The reduced reserves of the central bank of Argentina (BCRA), high inflation, a strong fiscal deficit and a harsh drought that hits exports are the main condiments that must be overcome in a complicated electoral year, with internal tensions in the main parties. Analysts give their opinion on the future of the economy at a time when the Government continues to renegotiate with the International Monetary Fund (IMF) economic goals on a US$44 billion loan granted to the country a year ago.
The Government implemented this month a special exchange rate to encourage exports of soybeans and other regional products, in an attempt to recover BCRA reserves, at a time when retail prices rose 7.7% in March, which projects an inflationary escalation above 100% for this year.

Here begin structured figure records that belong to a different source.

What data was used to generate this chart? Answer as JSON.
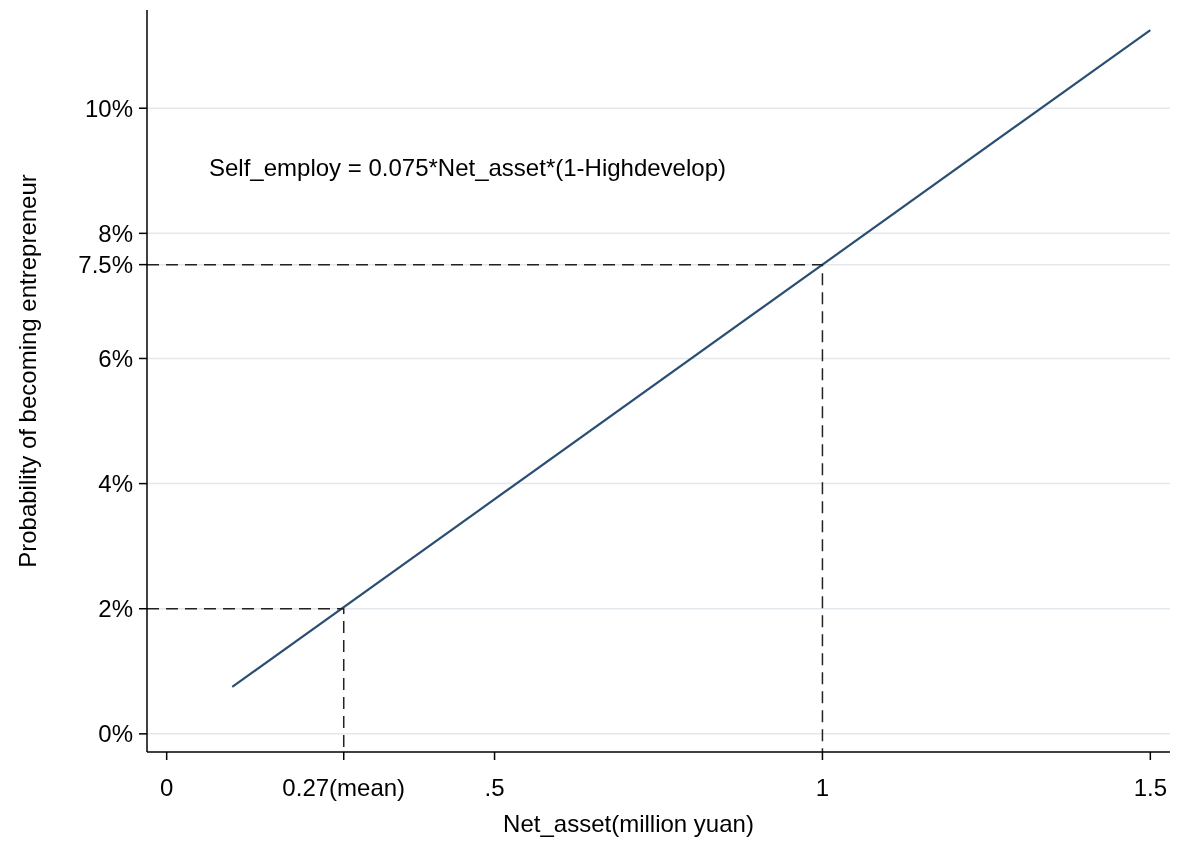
{
  "chart_data": {
    "type": "line",
    "xlabel": "Net_asset(million yuan)",
    "ylabel": "Probability of becoming entrepreneur",
    "annotations": [
      "Self_employ = 0.075*Net_asset*(1-Highdevelop)"
    ],
    "xlim": [
      -0.03,
      1.53
    ],
    "ylim": [
      -0.29,
      11.57
    ],
    "xticks": [
      0,
      {
        "value": 0.27,
        "label": "0.27(mean)"
      },
      {
        "value": 0.5,
        "label": ".5"
      },
      1,
      1.5
    ],
    "yticks": [
      {
        "value": 0,
        "label": "0%"
      },
      {
        "value": 2,
        "label": "2%"
      },
      {
        "value": 4,
        "label": "4%"
      },
      {
        "value": 6,
        "label": "6%"
      },
      {
        "value": 7.5,
        "label": "7.5%"
      },
      {
        "value": 8,
        "label": "8%"
      },
      {
        "value": 10,
        "label": "10%"
      }
    ],
    "grid": "y",
    "series": [
      {
        "color": "#2b4f73",
        "x": [
          0.1,
          1.5
        ],
        "values": [
          0.75,
          11.25
        ]
      },
      {
        "color": "#222222",
        "line_style": "dashed",
        "x": [
          -0.03,
          0.27,
          0.27
        ],
        "values": [
          2,
          2,
          -0.29
        ]
      },
      {
        "color": "#222222",
        "line_style": "dashed",
        "x": [
          -0.03,
          1,
          1
        ],
        "values": [
          7.5,
          7.5,
          -0.29
        ]
      }
    ]
  }
}
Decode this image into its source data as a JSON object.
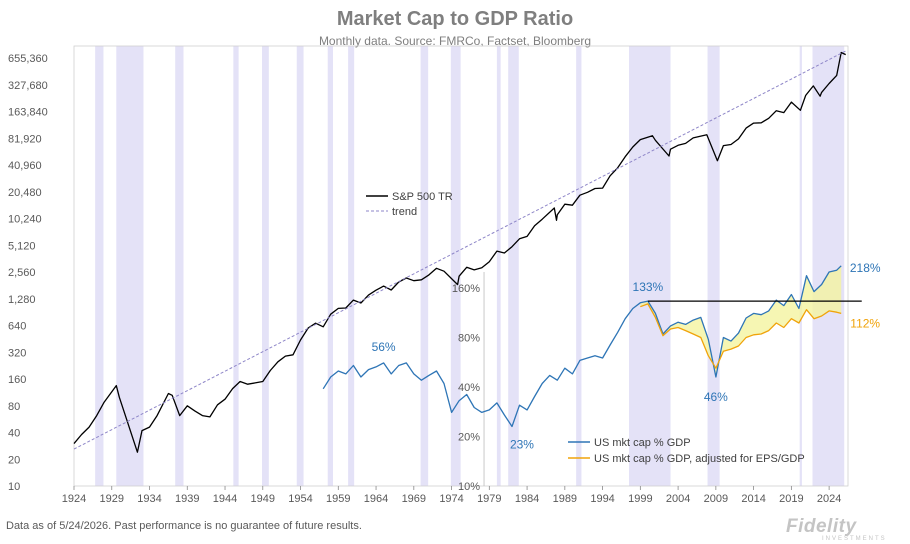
{
  "chart_data": {
    "type": "line",
    "title": "Market Cap to GDP Ratio",
    "subtitle": "Monthly data.  Source: FMRCo, Factset, Bloomberg",
    "x_tick_labels": [
      "1924",
      "1929",
      "1934",
      "1939",
      "1944",
      "1949",
      "1954",
      "1959",
      "1964",
      "1969",
      "1974",
      "1979",
      "1984",
      "1989",
      "1994",
      "1999",
      "2004",
      "2009",
      "2014",
      "2019",
      "2024"
    ],
    "xlim": [
      1924,
      2026.5
    ],
    "left_axis": {
      "scale": "log",
      "ylim": [
        10,
        900000
      ],
      "tick_values": [
        10,
        20,
        40,
        80,
        160,
        320,
        640,
        1280,
        2560,
        5120,
        10240,
        20480,
        40960,
        81920,
        163840,
        327680,
        655360
      ],
      "tick_labels": [
        "10",
        "20",
        "40",
        "80",
        "160",
        "320",
        "640",
        "1,280",
        "2,560",
        "5,120",
        "10,240",
        "20,480",
        "40,960",
        "81,920",
        "163,840",
        "327,680",
        "655,360"
      ]
    },
    "inset_axis": {
      "scale": "log",
      "ylim": [
        10,
        200
      ],
      "tick_values": [
        10,
        20,
        40,
        80,
        160
      ],
      "tick_labels": [
        "10%",
        "20%",
        "40%",
        "80%",
        "160%"
      ]
    },
    "recession_shading": [
      [
        1926.8,
        1927.9
      ],
      [
        1929.6,
        1933.2
      ],
      [
        1937.4,
        1938.5
      ],
      [
        1945.1,
        1945.8
      ],
      [
        1948.9,
        1949.8
      ],
      [
        1953.5,
        1954.4
      ],
      [
        1957.6,
        1958.3
      ],
      [
        1960.3,
        1961.1
      ],
      [
        1969.9,
        1970.9
      ],
      [
        1973.9,
        1975.2
      ],
      [
        1980.0,
        1980.5
      ],
      [
        1981.5,
        1982.9
      ],
      [
        1990.5,
        1991.2
      ],
      [
        1997.5,
        2003.0
      ],
      [
        2007.9,
        2009.5
      ],
      [
        2020.1,
        2020.4
      ],
      [
        2021.8,
        2026.0
      ]
    ],
    "series": [
      {
        "name": "S&P 500 TR",
        "axis": "left",
        "color": "#000000",
        "points": [
          [
            1924,
            30
          ],
          [
            1925,
            38
          ],
          [
            1926,
            46
          ],
          [
            1927,
            62
          ],
          [
            1928,
            88
          ],
          [
            1929.6,
            135
          ],
          [
            1930,
            100
          ],
          [
            1931,
            55
          ],
          [
            1932.4,
            24
          ],
          [
            1933,
            42
          ],
          [
            1934,
            46
          ],
          [
            1935,
            62
          ],
          [
            1936.5,
            110
          ],
          [
            1937,
            105
          ],
          [
            1938,
            62
          ],
          [
            1939,
            80
          ],
          [
            1940,
            70
          ],
          [
            1941,
            62
          ],
          [
            1942,
            60
          ],
          [
            1943,
            82
          ],
          [
            1944,
            95
          ],
          [
            1945,
            125
          ],
          [
            1946,
            150
          ],
          [
            1947,
            140
          ],
          [
            1948,
            145
          ],
          [
            1949,
            150
          ],
          [
            1950,
            200
          ],
          [
            1951,
            250
          ],
          [
            1952,
            290
          ],
          [
            1953,
            300
          ],
          [
            1954,
            440
          ],
          [
            1955,
            600
          ],
          [
            1956,
            680
          ],
          [
            1957,
            620
          ],
          [
            1958,
            860
          ],
          [
            1959,
            1000
          ],
          [
            1960,
            1010
          ],
          [
            1961,
            1240
          ],
          [
            1962,
            1150
          ],
          [
            1963,
            1410
          ],
          [
            1964,
            1600
          ],
          [
            1965,
            1780
          ],
          [
            1966,
            1610
          ],
          [
            1967,
            1980
          ],
          [
            1968,
            2200
          ],
          [
            1969,
            2050
          ],
          [
            1970,
            2100
          ],
          [
            1971,
            2380
          ],
          [
            1972,
            2830
          ],
          [
            1973,
            2620
          ],
          [
            1974.8,
            1850
          ],
          [
            1975,
            2300
          ],
          [
            1976,
            2900
          ],
          [
            1977,
            2710
          ],
          [
            1978,
            2870
          ],
          [
            1979,
            3350
          ],
          [
            1980,
            4420
          ],
          [
            1981,
            4200
          ],
          [
            1982,
            4950
          ],
          [
            1983,
            6080
          ],
          [
            1984,
            6460
          ],
          [
            1985,
            8500
          ],
          [
            1986,
            10100
          ],
          [
            1987.6,
            13500
          ],
          [
            1987.9,
            9800
          ],
          [
            1988,
            11300
          ],
          [
            1989,
            14900
          ],
          [
            1990,
            14500
          ],
          [
            1991,
            18800
          ],
          [
            1992,
            20300
          ],
          [
            1993,
            22400
          ],
          [
            1994,
            22600
          ],
          [
            1995,
            31100
          ],
          [
            1996,
            38300
          ],
          [
            1997,
            51000
          ],
          [
            1998,
            65600
          ],
          [
            1999,
            79400
          ],
          [
            2000.6,
            88000
          ],
          [
            2001,
            78000
          ],
          [
            2002.8,
            52000
          ],
          [
            2003,
            62000
          ],
          [
            2004,
            68500
          ],
          [
            2005,
            72000
          ],
          [
            2006,
            83000
          ],
          [
            2007.8,
            90000
          ],
          [
            2009.2,
            46000
          ],
          [
            2010,
            68000
          ],
          [
            2011,
            70000
          ],
          [
            2012,
            81000
          ],
          [
            2013,
            107000
          ],
          [
            2014,
            122000
          ],
          [
            2015,
            123000
          ],
          [
            2016,
            138000
          ],
          [
            2017,
            168000
          ],
          [
            2018,
            160000
          ],
          [
            2019,
            210000
          ],
          [
            2020.2,
            170000
          ],
          [
            2020.9,
            250000
          ],
          [
            2021.9,
            320000
          ],
          [
            2022.8,
            245000
          ],
          [
            2023,
            270000
          ],
          [
            2024,
            340000
          ],
          [
            2025,
            420000
          ],
          [
            2025.6,
            760000
          ],
          [
            2026.2,
            720000
          ]
        ]
      },
      {
        "name": "trend",
        "axis": "left",
        "color": "#8e86c8",
        "dashed": true,
        "points": [
          [
            1924,
            26
          ],
          [
            2026.2,
            790000
          ]
        ]
      },
      {
        "name": "US mkt cap % GDP",
        "axis": "inset",
        "color": "#2e75b6",
        "points": [
          [
            1957,
            39
          ],
          [
            1958,
            46
          ],
          [
            1959,
            50
          ],
          [
            1960,
            48
          ],
          [
            1961,
            54
          ],
          [
            1962,
            46
          ],
          [
            1963,
            51
          ],
          [
            1964,
            53
          ],
          [
            1965,
            56
          ],
          [
            1966,
            48
          ],
          [
            1967,
            54
          ],
          [
            1968,
            56
          ],
          [
            1969,
            48
          ],
          [
            1970,
            44
          ],
          [
            1971,
            47
          ],
          [
            1972,
            50
          ],
          [
            1973,
            42
          ],
          [
            1974,
            28
          ],
          [
            1975,
            33
          ],
          [
            1976,
            36
          ],
          [
            1977,
            30
          ],
          [
            1978,
            28
          ],
          [
            1979,
            29
          ],
          [
            1980,
            32
          ],
          [
            1981,
            27
          ],
          [
            1982,
            23
          ],
          [
            1983,
            31
          ],
          [
            1984,
            29
          ],
          [
            1985,
            35
          ],
          [
            1986,
            42
          ],
          [
            1987,
            47
          ],
          [
            1988,
            44
          ],
          [
            1989,
            52
          ],
          [
            1990,
            48
          ],
          [
            1991,
            58
          ],
          [
            1992,
            60
          ],
          [
            1993,
            62
          ],
          [
            1994,
            60
          ],
          [
            1995,
            72
          ],
          [
            1996,
            86
          ],
          [
            1997,
            104
          ],
          [
            1998,
            120
          ],
          [
            1999,
            130
          ],
          [
            2000,
            133
          ],
          [
            2001,
            112
          ],
          [
            2002,
            84
          ],
          [
            2003,
            94
          ],
          [
            2004,
            99
          ],
          [
            2005,
            96
          ],
          [
            2006,
            102
          ],
          [
            2007,
            106
          ],
          [
            2008,
            78
          ],
          [
            2009,
            46
          ],
          [
            2010,
            80
          ],
          [
            2011,
            76
          ],
          [
            2012,
            85
          ],
          [
            2013,
            105
          ],
          [
            2014,
            112
          ],
          [
            2015,
            110
          ],
          [
            2016,
            116
          ],
          [
            2017,
            135
          ],
          [
            2018,
            125
          ],
          [
            2019,
            146
          ],
          [
            2020,
            120
          ],
          [
            2021,
            190
          ],
          [
            2022,
            152
          ],
          [
            2023,
            168
          ],
          [
            2024,
            200
          ],
          [
            2025,
            205
          ],
          [
            2025.6,
            218
          ]
        ]
      },
      {
        "name": "US mkt cap % GDP, adjusted for EPS/GDP",
        "axis": "inset",
        "color": "#f0a30a",
        "points": [
          [
            1999,
            123
          ],
          [
            2000,
            128
          ],
          [
            2001,
            106
          ],
          [
            2002,
            82
          ],
          [
            2003,
            90
          ],
          [
            2004,
            92
          ],
          [
            2005,
            88
          ],
          [
            2006,
            84
          ],
          [
            2007,
            80
          ],
          [
            2008,
            62
          ],
          [
            2009,
            52
          ],
          [
            2010,
            66
          ],
          [
            2011,
            68
          ],
          [
            2012,
            71
          ],
          [
            2013,
            80
          ],
          [
            2014,
            83
          ],
          [
            2015,
            84
          ],
          [
            2016,
            88
          ],
          [
            2017,
            98
          ],
          [
            2018,
            92
          ],
          [
            2019,
            104
          ],
          [
            2020,
            98
          ],
          [
            2021,
            118
          ],
          [
            2022,
            104
          ],
          [
            2023,
            108
          ],
          [
            2024,
            116
          ],
          [
            2025,
            114
          ],
          [
            2025.6,
            112
          ]
        ]
      }
    ],
    "reference_line": {
      "axis": "inset",
      "value": 133,
      "x_from": 2000,
      "x_to": 2026.2
    },
    "annotations": [
      {
        "text": "56%",
        "x": 1965,
        "y": 56,
        "axis": "inset",
        "color": "#2e75b6"
      },
      {
        "text": "23%",
        "x": 1982,
        "y": 23,
        "axis": "inset",
        "color": "#2e75b6"
      },
      {
        "text": "133%",
        "x": 2000,
        "y": 133,
        "axis": "inset",
        "color": "#2e75b6"
      },
      {
        "text": "46%",
        "x": 2009,
        "y": 46,
        "axis": "inset",
        "color": "#2e75b6"
      },
      {
        "text": "218%",
        "x": 2025.6,
        "y": 218,
        "axis": "inset",
        "color": "#2e75b6"
      },
      {
        "text": "112%",
        "x": 2025.6,
        "y": 112,
        "axis": "inset",
        "color": "#f0a30a"
      }
    ],
    "legend_top": [
      "S&P 500 TR",
      "trend"
    ],
    "legend_bottom": [
      "US mkt cap % GDP",
      "US mkt cap % GDP, adjusted for EPS/GDP"
    ],
    "colors": {
      "recession": "#e4e2f7",
      "gap_fill": "#f4f4a0",
      "axis_text": "#595959"
    }
  },
  "footnote": "Data as of 5/24/2026. Past performance is no guarantee of future results.",
  "logo_text": "Fidelity",
  "logo_subtext": "INVESTMENTS"
}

“The overheating of prices leaves the BCRA with the need to accelerate the devaluation of the official exchange rate and probably also raise interest rates if we take into account that inflation in April would be close to 7%“, estimated Delphos Investment.
“In this scenario, we raise our inflation estimate for December to around 120% year-on-year, with clear upward risks due to electoral uncertainty and the lack of a stabilization plan,” he said.
“Inflation of 7.7% (in March) is a surprise. Especially in the food sector. Clearly, there were seasonal factors tied to education, but we already knew that. food surprised“said the economist Fausto Spotorno.
“Right now the anchor of the economy is that you have an agreement with the Fund that will give you some resources to pay it. If you cut the Fund, it means that there is no one between now and December who is monitoring the program that have two fingers of a brain with economic knowledge,” economist Juan Luis Bour commented in radio statements.
“Since there is no political plan for how to get there (to the elections), the plan is ‘let’s hold on with the Fund’ and that is above other objectives. If inflation is going to be between 6% and 8%, that means that you are going to have to resign other objectives, such as salary income and retirement“, he estimated.
“The current difficult financial situation does not require new sophisticated instruments to venture into high-risk situations within a very dangerous general picture that has not yet bottomed out,” said VatNet Financial Research.
Pressure to speed up the crawling peg
“7.7% inflation in March adds pressure to the BCRA and determines a new nominal value, where no option is easy. Doing nothing implies that the exchange rate appreciates, making it difficult to accumulate reserves”said Fundcorp economist Roberto Geretto.
“If devaluation is accelerated to avoid exchange rate appreciation, inflation is fed back. And if interest rates rise, the Leliqs ball continues to expand, where in the current context it is of little use to lower inflation,” he explained.
That “the BCRA increases the monetary policy rate, if it wants to continue in line with the latest recommendations of the IMF to maintain a positive rate in real terms”, affirmed the consultancy ACM.
“Although the 2029 and 2030 sovereign bonds look attractive and may offer a higher total return, we believe that it is difficult for these bonds to reach price levels above $50, considering that they are assets that have been trading for parity”.
“We believe that they will not reach parity until Argentina restores its capacity to accumulate reserves”recommended Javier Casabal, from Adcap Grupo Financiero.
The effect of the agricultural dollar
“Rather than increasing exports from regional economies, the announced program seems destined to prevent them from falling. The exchange rate delay was having a full impact on this segment, since international prices have not favored it in the last two years, as it did with the products linked to the Pampas region”, said Fundación Mediterránea.
“Apart from the weather problems and the high exchange gap, we must consider the sharp increase in costs in dollars relevant to regional economies, in the case of logistics and fertilizers”he pointed.
“Widening currency and currency imbalances, tight import controls and fiscal and financial challenges amid an increasingly severe drought add upward pressure on already high inflation,” said a report by JP Morgan bank.
“The negotiation (with the IMF) this year is based on two basic principles. They already gave us the money (money) and they know that we will never pay them with Argentine efforts. We are facing creative accounting and nothing to do with politics economy,” said economist Juan Carlos de Pablo.
Source: Ambito

I am a 24-year-old writer and journalist who has been working in the news industry for the past two years. I write primarily about market news, so if you’re looking for insights into what’s going on in the stock market or economic indicators, you’ve come to the right place. I also dabble in writing articles on lifestyle trends and pop culture news.